Вместо того чтобы рассердиться, она понимающе улыбнулась:
— Да, в нашей земле есть что-то такое. Все колдовство идет от нее.
Он усмехнулся:
— Скорее уж от тебя.
— От меня? У меня совсем другой дар, не такой, как у тебя. Почему ты говоришь так?
— Потому что рядом с тобой я все чувствую слишком остро, и вообще не могу мыслить ясно, когда во мне бушуют противоречивые чувства. — Он не станет признаваться ей в том, что пребывает в странном смятении, что в ее присутствии с трудом держит себя в руках. Что он вообще с трудом заставляет себя делать то, что должен, вместо того чтобы делать то, что ему хочется. А хотелось ему только одного: схватить ее в охапку и потащить в постель.
— Это всего лишь похоть.
В глазах его тлел огонь желания. Тело его отчетливо помнило тепло ее распростертого вдоль его спины тела, тепло ее ладони внизу живота. Он до сих пор был тверд там, где она к нему прикоснулась ночью.
— Возможно.
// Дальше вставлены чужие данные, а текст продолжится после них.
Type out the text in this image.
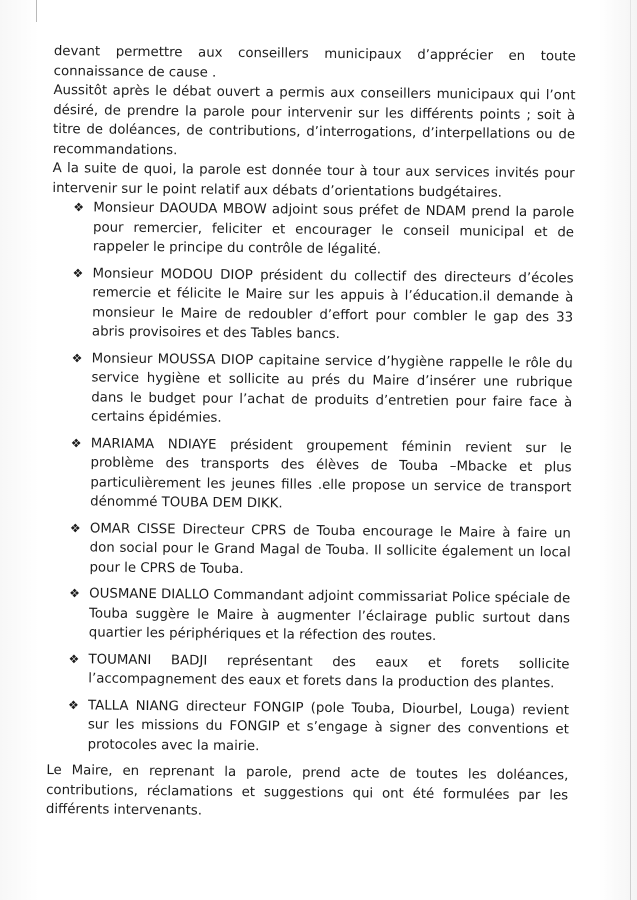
devant permettre aux conseillers municipaux d’apprécier en toute connaissance de cause .

Aussitôt après le débat ouvert a permis aux conseillers municipaux qui l’ont désiré, de prendre la parole pour intervenir sur les différents points ; soit à titre de doléances, de contributions, d’interrogations, d’interpellations ou de recommandations.

A la suite de quoi, la parole est donnée tour à tour aux services invités pour intervenir sur le point relatif aux débats d’orientations budgétaires.

❖ Monsieur DAOUDA MBOW adjoint sous préfet de NDAM prend la parole pour remercier, feliciter et encourager le conseil municipal et de rappeler le principe du contrôle de légalité.
❖ Monsieur MODOU DIOP président du collectif des directeurs d’écoles remercie et félicite le Maire sur les appuis à l’éducation.il demande à monsieur le Maire de redoubler d’effort pour combler le gap des 33 abris provisoires et des Tables bancs.
❖ Monsieur MOUSSA DIOP capitaine service d’hygiène rappelle le rôle du service hygiène et sollicite au prés du Maire d’insérer une rubrique dans le budget pour l’achat de produits d’entretien pour faire face à certains épidémies.
❖ MARIAMA NDIAYE président groupement féminin revient sur le problème des transports des élèves de Touba –Mbacke et plus particulièrement les jeunes filles .elle propose un service de transport dénommé TOUBA DEM DIKK.
❖ OMAR CISSE Directeur CPRS de Touba encourage le Maire à faire un don social pour le Grand Magal de Touba. Il sollicite également un local pour le CPRS de Touba.
❖ OUSMANE DIALLO Commandant adjoint commissariat Police spéciale de Touba suggère le Maire à augmenter l’éclairage public surtout dans quartier les périphériques et la réfection des routes.
❖ TOUMANI BADJI représentant des eaux et forets sollicite l’accompagnement des eaux et forets dans la production des plantes.
❖ TALLA NIANG directeur FONGIP (pole Touba, Diourbel, Louga) revient sur les missions du FONGIP et s’engage à signer des conventions et protocoles avec la mairie.

Le Maire, en reprenant la parole, prend acte de toutes les doléances, contributions, réclamations et suggestions qui ont été formulées par les différents intervenants.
Но я знаю, что испытываешь ты.
Она вспыхнула, испугавшись, что этот румянец столь же красноречив, как его взгляд. Но сердце ее могло сказать даже больше.
— Я говорю то, что думаю, рыцарь, и не более того. Хотя, пожалуй, мне стоит подумать, как своим волшебством оградить себя и не позволить тебе читать мои мысли. Не всякой женщине понравится, если мужчина будет читать в ее душе, словно в открытой книге.
— Да нет, не в этом суть. — Коннал не мог подобрать слов и в своем стремлении найти нужные открылся больше, чем ему хотелось. — Суть в том, что таится в сердце.
Она подняла на него глаза, терпеливо ожидая продолжения, и он почувствовал, как душа его устремилась ей навстречу. «Черт бы все побрал», — подумал он, схватив ее за руку. Глаза ее излучали свет. Она была необыкновенно красива сейчас.
— Вот теперь я чувствую, что сердце твое бьется чаще. Пульс ее стал втрое чаще от этой его улыбки — улыбки, полной мужской самоуверенности.
— А прошлой ночью я ощущал твою муку так, будто влез в твою кожу.
— Но тогда почему ты отказываешься от дара? Мальчиком ты умел понимать животных, и с годами твой дар стал лишь сильнее. Теперь ты способен на большее.
Он нахмурился, понимая, что она права, и боялся растерять то, что выковывал в себе долгие годы.
— Неужели ты не понимаешь, что я потеряю все, если кто-то об этом узнает? — Голос его охрип от злости. Но злился он на себя, не на нее. — Что будет со мной и с Ирландией, если Ричард лишит меня своего покровительства, лишит той власти, какой я наделен сейчас?
Она все понимала. Коннал был настолько дружен с королем, что мог позволить себе исполнять долг так, как сам считал нужным, и ему редко приходилось подчиняться чужой воле. Но все это могло рухнуть в любой момент, поскольку Ричард стремился навязывать свою религию народам, населявшим пространства, которые он хотел считать своими. И, утрать Коннал доверие короля, любой другой, кто пришел бы сюда на его место, не стал бы церемониться с ирландцами, ибо он по личному опыту знал, сколько бед принесли людям его страны англичане. Коннал был умен и не желал своей стране зла. Шинид сознавала, что, узнай кто-нибудь о его даре, жизнь его окажется в большой опасности, такой же, как и ее жизнь. И он, и она были заложниками своего дара, но если Шинид умела повелевать стихиями, то единственной защитой Коннала были его меч и слово чести.